Gewalt gegen Obdachlose erreicht 2023 traurigen Höchststand mit 17 Prozent mehr Straftaten
Gerdi BaumGewalt gegen Obdachlose erreicht 2023 traurigen Höchststand mit 17 Prozent mehr Straftaten
Gewalt gegen Obdachlose in Deutschland stieg 2023 stark an
Im Jahr 2023 nahmen Straftaten gegen obdachlose Menschen in Deutschland drastisch zu. Offizielle Zahlen zeigen einen Anstieg um fast 17 Prozent – bundesweit wurden 2.563 Delikte registriert. Sahra Mirow, Bundestagsabgeordnete der Linken, sprach von einer „beispiellosen Eskalation der Gewalt“.
Mit 592 Fällen verzeichnete Berlin die meisten Angriffe, gefolgt von Bayern mit 492 und Nordrhein-Westfalen mit 310 Vorfällen. Die überwiegende Mehrheit der Opfer waren Männer: Über 2.000 Taten richteten sich gegen obdachlose Männer, etwa 500 betrafen Frauen.
In einigen Fällen endete die Gewalt tödlich: Neun Obdachlose wurden 2023 bundesweit bei Übergriffen getötet. Die Aufklärungsquote bei diesen Straftaten blieb jedoch gering – nur 66,5 Prozent der Gewaltdelikte gegen Obdachlose konnten aufgeklärt werden.
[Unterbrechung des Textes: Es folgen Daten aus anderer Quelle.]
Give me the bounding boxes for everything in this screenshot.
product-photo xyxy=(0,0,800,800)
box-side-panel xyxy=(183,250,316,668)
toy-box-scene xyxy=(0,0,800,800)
Damit liegt sie deutlich unter dem bundesweiten Durchschnitt aller gemeldeten Straftaten, der bei 77,5 Prozent liegt. Mirow wies zudem auf das Problem der Dunkelfeldkriminalität hin: Geringe Anzeigebereitschaft und uneinheitliche Erfassungskriterien führten vermutlich zu unvollständigen Daten.
Die Statistiken offenbaren ein wachsendes, oft vernachlässigtes Problem. Die Aufklärungsquote hinkt hinterher, viele Fälle bleiben ungesühnt. Behörden sehen sich mit Herausforderungen konfrontiert – etwa durch Melde- und Dokumentationslücken –, die die Verfolgung und Prävention dieser Taten erschweren.